Resûlullah Efendimiz

(Salat ve selam olsun ona)

ömrü boyunca

(ihramlı olduğu haller dışında)

bir kere bile başı açık olarak namaz kılmamıştır.

İslâmda

bir erkeğin başının açık olması, hele namazda açık olması çok ayıptır, büyük saygısızlık ve bid’attir.

Hıristiyan dünyasında başını açmak saygı alametidir, İslâm dünyasında ise saygısızlık alameti.

Çok yazık ki,

kılık kıyafette, görgüde kefereye benzedik.

Efendimizin şu hadisini her Müslüman ezberlemelidir:

Bir kavme, topluma benzeyen onlardan olur.

Avrupadaki dostlarımdan biri çevresindeki Türkiyeli öğrencilere

namazı takkeli olarak kılmak konusunda nasihat etmiş, bu nasihati tutmuşlar, ceplerine birer takke koymuşlar ama Selefî Araplar kabul etmemiş.

Henüz Mısırda darbe yapılmamıştı. Muhammed Mursî, imam olmuş, bakanlarına namaz kıldırıyordu.

Ne güzel bir manzara… Lakin içim cız etmişti. İmamlık yapan Mursînin başı açıktı. Bid’atlerin şakası yoktur.

Bir Sünneti çiğnemekten ne çıkar demeyelim. Bazen duvardan çekilen bir taş, binanın çökmesine sebebiyet verir.

Yükseliş ve kemal devrinde, dünya tarihinin en büyük, en örnek, en harika devletini, nizamını, barışı olan

Osmanlı devletinde Müslümanlar hep başları örtülü olarak namaz kılmışlar

ve böyle dolaşmışlardır. İnsan bazen namaz takkesini unutabilir ama

her zaman, devamlı şekilde başı açık namaz kılmak çok vahim bir ihmal, saygısızlıktır ve bid’attir.
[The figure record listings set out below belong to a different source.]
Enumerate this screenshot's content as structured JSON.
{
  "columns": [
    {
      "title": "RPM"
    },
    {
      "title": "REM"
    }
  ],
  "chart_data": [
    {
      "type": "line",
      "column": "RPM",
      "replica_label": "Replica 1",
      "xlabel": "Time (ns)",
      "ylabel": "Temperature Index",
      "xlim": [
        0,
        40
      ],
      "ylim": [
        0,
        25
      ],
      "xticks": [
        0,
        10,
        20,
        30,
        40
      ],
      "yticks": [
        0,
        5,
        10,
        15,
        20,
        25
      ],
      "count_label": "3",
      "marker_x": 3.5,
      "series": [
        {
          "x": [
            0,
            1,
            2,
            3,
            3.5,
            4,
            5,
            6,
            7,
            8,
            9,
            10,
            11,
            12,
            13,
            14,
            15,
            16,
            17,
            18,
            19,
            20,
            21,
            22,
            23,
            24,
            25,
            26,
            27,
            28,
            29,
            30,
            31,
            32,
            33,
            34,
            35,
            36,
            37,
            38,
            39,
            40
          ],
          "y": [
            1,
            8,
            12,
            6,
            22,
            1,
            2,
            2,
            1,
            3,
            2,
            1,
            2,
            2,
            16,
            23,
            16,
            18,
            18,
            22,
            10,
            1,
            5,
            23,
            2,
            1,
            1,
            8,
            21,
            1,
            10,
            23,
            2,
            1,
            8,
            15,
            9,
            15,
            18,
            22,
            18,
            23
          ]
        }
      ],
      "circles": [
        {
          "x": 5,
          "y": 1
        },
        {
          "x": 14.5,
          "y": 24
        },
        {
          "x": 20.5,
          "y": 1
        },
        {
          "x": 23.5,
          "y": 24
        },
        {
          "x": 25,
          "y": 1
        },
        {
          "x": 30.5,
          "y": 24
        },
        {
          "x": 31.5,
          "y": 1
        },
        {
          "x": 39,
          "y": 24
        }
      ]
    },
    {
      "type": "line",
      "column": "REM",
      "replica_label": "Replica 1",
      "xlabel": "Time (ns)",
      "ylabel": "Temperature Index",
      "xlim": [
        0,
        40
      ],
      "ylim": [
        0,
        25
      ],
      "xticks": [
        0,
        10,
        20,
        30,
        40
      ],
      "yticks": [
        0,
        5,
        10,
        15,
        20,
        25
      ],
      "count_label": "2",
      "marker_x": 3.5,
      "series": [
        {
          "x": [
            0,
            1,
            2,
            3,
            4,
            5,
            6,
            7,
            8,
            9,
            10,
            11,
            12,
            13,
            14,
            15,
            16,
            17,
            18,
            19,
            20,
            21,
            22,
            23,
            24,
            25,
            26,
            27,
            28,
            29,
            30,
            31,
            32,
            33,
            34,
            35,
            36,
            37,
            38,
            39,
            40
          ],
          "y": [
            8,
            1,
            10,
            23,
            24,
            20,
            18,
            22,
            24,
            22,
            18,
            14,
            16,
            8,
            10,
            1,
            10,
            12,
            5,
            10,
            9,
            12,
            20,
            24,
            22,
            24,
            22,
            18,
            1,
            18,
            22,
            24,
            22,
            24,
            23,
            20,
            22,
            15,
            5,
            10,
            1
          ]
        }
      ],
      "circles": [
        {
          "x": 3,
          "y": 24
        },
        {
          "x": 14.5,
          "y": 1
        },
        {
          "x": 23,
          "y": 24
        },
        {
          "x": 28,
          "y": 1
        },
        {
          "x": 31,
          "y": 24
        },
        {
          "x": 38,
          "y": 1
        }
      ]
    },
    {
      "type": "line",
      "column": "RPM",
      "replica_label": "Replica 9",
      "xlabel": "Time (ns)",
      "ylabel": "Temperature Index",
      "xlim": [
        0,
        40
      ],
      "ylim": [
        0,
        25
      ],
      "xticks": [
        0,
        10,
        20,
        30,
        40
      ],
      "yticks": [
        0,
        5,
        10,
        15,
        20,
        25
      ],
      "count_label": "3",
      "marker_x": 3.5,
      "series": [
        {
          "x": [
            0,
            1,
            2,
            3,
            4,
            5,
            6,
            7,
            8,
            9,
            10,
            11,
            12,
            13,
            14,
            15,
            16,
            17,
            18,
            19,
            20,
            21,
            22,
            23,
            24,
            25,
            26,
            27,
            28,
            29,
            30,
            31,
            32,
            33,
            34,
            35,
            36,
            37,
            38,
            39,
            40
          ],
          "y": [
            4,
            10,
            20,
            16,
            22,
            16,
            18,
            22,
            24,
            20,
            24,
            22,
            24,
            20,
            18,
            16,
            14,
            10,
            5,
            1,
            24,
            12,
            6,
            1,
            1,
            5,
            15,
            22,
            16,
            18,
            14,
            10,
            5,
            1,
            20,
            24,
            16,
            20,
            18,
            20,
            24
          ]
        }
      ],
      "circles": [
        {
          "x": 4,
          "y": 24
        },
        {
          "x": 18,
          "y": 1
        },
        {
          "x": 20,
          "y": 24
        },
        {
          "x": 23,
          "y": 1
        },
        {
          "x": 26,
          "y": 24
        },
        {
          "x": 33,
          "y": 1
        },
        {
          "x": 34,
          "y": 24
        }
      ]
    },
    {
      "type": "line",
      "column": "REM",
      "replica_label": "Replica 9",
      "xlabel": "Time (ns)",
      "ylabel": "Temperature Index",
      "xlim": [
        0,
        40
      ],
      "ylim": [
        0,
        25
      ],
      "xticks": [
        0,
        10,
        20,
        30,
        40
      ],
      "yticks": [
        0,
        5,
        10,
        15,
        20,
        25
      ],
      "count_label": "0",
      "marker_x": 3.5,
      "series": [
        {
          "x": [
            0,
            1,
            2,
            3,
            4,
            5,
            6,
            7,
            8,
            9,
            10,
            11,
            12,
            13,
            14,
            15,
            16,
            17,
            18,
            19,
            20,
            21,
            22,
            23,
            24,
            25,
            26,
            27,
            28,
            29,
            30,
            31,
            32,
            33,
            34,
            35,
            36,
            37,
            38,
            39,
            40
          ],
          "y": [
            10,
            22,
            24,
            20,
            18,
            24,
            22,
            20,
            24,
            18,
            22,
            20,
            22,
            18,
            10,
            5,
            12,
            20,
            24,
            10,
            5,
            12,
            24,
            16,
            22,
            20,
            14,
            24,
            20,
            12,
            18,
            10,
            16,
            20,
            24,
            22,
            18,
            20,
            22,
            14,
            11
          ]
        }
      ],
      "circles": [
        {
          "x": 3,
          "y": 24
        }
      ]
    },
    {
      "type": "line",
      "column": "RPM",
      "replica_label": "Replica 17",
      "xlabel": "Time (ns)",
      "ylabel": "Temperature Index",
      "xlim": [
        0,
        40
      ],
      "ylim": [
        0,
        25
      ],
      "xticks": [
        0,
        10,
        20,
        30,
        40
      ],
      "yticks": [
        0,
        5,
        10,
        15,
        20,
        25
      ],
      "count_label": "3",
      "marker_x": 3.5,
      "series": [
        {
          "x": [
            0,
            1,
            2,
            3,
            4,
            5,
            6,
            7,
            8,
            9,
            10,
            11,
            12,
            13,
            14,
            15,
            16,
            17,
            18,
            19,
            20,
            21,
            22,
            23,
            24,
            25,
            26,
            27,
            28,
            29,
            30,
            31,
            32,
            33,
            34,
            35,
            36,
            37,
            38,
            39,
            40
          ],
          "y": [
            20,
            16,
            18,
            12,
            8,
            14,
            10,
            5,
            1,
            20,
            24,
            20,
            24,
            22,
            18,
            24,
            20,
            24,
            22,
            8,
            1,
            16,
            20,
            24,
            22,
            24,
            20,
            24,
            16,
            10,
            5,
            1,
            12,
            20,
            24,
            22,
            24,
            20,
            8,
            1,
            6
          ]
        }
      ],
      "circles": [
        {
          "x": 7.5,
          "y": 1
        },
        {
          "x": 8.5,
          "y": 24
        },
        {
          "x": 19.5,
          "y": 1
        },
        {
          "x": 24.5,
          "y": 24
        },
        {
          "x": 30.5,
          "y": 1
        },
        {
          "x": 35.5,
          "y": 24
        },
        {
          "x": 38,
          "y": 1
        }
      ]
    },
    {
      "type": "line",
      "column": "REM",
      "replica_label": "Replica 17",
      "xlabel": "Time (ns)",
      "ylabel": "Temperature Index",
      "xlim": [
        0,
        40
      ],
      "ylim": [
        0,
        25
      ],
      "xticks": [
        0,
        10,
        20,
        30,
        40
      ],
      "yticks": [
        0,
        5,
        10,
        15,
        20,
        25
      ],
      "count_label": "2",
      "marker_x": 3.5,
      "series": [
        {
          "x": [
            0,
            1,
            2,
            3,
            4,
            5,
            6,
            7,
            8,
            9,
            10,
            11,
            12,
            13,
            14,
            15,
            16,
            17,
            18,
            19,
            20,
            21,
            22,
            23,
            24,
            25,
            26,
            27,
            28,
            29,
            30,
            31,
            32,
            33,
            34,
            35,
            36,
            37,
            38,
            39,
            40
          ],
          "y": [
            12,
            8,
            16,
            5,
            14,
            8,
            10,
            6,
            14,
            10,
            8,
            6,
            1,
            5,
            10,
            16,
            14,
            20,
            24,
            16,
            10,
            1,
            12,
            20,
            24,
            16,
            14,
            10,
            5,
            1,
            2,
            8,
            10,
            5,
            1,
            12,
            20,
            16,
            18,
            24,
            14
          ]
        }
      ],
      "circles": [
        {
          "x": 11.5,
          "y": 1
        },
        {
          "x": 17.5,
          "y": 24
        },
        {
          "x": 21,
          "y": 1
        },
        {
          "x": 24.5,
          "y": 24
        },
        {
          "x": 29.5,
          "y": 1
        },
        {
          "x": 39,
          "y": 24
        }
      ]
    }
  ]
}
Sünnî bir Müslüman dinî konularda icazetli Ehl-i Sünnet ve Cemaat ulemasına, fukahasına, müftülerine tâbi olmalıdır.

Dinini

reformculardan, Fazlurrahmancılardan, dinde yenilik ve değişim isteyenlerden, Farmason sarıklılardan, BOP’çulardan, Kemalist ilahiyatçılardan, taqiyye yapan gizli ve sinsi Mutezîlilerden

öğrenenler sapıtır.

Cebimde yer yok diye namaz takkesi kullanmayanlara şaşıyorum. Cep telefonuna yer buluyorlar da, takke için mi yer yok?

Namaz takkesi Müslümanın tacıdır. Namazı başı kapalı olarak kılmak sünneti, hayata uygulanması çok kolay bir Sünnettir.

Resûlullah Efendimizin

(Salat ve selam olsun ona)

Allahın izni ile yapacağı şefaate nail olmak için bu Sünnete uyalım. Ucuz namaz takkeleri alıp baş açık namaz kılan kardeşlerimize hediye edelim.

(İktidarla Cemaat arasında şiddetli bir savaşın cereyan ettiği şu hengâmeli günlerde sen de kalkmış namaz takkesi ile ilgili yazı kaleme almışsın diyecek çok bilmişlere derim ki: Şeriatın en küçük bir hükmü bu kavgalardan bin kere hayırlı, önemli ve üstündür.)